Le chantier de l’audiovisuel « C’est vrai que la publicité installait depuis trente ans le poids de l’argent privé dans les chaînes publiques ; vrai aussi que le pillage des œuvres sur internet pose la question de la survie de la création française. Liberté d’expression et droits des auteurs, financement marchand et exigence culturelle : autant de vastes questions qui méritent mieux que des mesures au pas de charge. Revoir les équilibres de notre espace audiovisuel ? Évidemment, mais pas comme ça . »
Le chantier du secteur public « Loin de nous l’idée que la Poste, l’Hôpital, notre Défense, nos tribunaux puissent s’engager vigoureusement dans le XXIe siècle mondialisé sans un délicat aggiornamento. Rationaliser la gestion, éviter l’émiettement, combattre le gaspillage, évidemment ! Qui pourrait être contre ? Ce sont là quand même des problèmes de société très sensibles, qui exigeraient de vastes tables rondes. Rénover le secteur public ? Évidemment, mais pas comme ça.»

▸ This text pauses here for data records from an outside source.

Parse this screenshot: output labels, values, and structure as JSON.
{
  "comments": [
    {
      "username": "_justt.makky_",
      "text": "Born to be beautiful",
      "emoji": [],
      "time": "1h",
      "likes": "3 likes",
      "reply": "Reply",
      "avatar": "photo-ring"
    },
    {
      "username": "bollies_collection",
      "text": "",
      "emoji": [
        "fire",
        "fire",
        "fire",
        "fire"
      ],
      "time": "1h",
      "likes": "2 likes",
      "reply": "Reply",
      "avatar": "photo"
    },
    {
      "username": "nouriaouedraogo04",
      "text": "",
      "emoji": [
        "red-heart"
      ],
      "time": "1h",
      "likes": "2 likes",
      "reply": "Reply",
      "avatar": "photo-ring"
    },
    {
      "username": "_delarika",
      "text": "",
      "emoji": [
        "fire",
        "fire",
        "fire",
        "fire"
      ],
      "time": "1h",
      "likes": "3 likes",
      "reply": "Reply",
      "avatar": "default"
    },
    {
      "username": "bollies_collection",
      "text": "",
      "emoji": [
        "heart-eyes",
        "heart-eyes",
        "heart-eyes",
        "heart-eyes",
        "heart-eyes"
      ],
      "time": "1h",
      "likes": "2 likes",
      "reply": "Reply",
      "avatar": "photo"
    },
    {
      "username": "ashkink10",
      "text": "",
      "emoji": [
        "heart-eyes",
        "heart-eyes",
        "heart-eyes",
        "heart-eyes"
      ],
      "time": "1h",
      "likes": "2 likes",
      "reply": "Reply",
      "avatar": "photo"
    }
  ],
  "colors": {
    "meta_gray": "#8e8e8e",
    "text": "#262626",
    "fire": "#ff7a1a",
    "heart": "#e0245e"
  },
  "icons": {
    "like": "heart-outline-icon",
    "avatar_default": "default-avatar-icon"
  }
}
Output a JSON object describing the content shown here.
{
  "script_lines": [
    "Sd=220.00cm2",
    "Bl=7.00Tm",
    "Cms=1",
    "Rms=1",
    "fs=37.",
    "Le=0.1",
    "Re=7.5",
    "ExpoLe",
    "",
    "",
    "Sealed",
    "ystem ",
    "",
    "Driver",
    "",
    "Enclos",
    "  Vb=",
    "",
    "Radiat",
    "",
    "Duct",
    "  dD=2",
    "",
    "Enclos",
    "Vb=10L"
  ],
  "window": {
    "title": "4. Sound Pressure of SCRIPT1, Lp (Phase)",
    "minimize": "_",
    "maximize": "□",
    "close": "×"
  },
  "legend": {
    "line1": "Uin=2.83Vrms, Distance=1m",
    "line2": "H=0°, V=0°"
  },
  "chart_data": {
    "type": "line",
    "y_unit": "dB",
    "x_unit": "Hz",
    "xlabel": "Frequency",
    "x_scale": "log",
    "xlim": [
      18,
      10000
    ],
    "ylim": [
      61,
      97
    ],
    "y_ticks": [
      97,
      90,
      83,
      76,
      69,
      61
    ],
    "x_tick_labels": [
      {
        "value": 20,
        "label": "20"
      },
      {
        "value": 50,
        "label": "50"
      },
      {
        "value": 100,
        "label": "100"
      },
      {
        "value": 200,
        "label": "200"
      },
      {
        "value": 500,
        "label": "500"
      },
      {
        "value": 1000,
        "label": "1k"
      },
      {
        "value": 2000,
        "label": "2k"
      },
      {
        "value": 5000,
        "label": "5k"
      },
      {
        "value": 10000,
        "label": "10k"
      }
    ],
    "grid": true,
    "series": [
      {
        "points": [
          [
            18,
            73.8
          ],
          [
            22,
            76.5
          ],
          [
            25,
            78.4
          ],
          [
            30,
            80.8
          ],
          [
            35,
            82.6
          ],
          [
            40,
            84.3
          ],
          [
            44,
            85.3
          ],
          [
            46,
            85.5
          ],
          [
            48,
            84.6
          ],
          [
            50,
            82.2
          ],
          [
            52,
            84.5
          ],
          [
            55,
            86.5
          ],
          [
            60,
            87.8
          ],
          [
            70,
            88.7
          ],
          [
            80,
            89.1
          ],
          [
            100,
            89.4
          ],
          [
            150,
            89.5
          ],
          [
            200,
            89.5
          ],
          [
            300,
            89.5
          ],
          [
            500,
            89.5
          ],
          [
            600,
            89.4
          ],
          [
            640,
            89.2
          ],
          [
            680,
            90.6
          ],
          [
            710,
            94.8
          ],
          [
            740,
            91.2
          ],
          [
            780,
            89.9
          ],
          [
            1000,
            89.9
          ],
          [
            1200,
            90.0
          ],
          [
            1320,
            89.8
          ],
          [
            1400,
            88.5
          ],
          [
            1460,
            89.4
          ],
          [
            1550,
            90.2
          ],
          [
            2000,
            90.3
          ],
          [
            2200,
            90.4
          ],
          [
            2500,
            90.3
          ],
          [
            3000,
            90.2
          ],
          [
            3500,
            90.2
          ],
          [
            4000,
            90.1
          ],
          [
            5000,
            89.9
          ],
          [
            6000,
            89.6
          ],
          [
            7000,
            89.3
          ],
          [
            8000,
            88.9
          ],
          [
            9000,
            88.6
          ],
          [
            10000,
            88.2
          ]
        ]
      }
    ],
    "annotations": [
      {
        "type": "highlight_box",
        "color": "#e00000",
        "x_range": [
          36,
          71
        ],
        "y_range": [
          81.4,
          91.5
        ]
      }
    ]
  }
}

Le chantier de la sécurité « Non, pour nous le sujet de la sécurité n’est pas tabou. La sécurité est même un droit élémentaire des citoyens, surtout des plus faibles, et donc un devoir de l’Etat. Pas question de laisser s’installer sur notre territoire des zones de non-droit. Demandons-nous pourtant si l’on devient délinquant par plaisir ; si la punition est la bonne réponse au délit ; s’il n’est pas urgent de faire une pause sur ces sujets, afin de réfléchir dans la durée aux conditions d’une prévention efficace. Plus de sécurité ? Évidemment, mais pas comme ça . »Le chantier des collectivités locales « Il est vrai qu’on peut souhaiter simplifier, clarifier les cercles de compétence et de décision empilées au fils des décennies et dans lesquels nos concitoyens se perdent un peu. D’accord même pour adapter nos structures régionales à la concurrence européenne et mondiale. Qui parle de se figer dans la nostalgie des 35.000 clochers ? La mise à jour de notre régionalisation mériterait du moins un débat approfondi, un livre blanc, un moratoire. Clarifier les structures locales ? Évidemment, mais pas comme ça . »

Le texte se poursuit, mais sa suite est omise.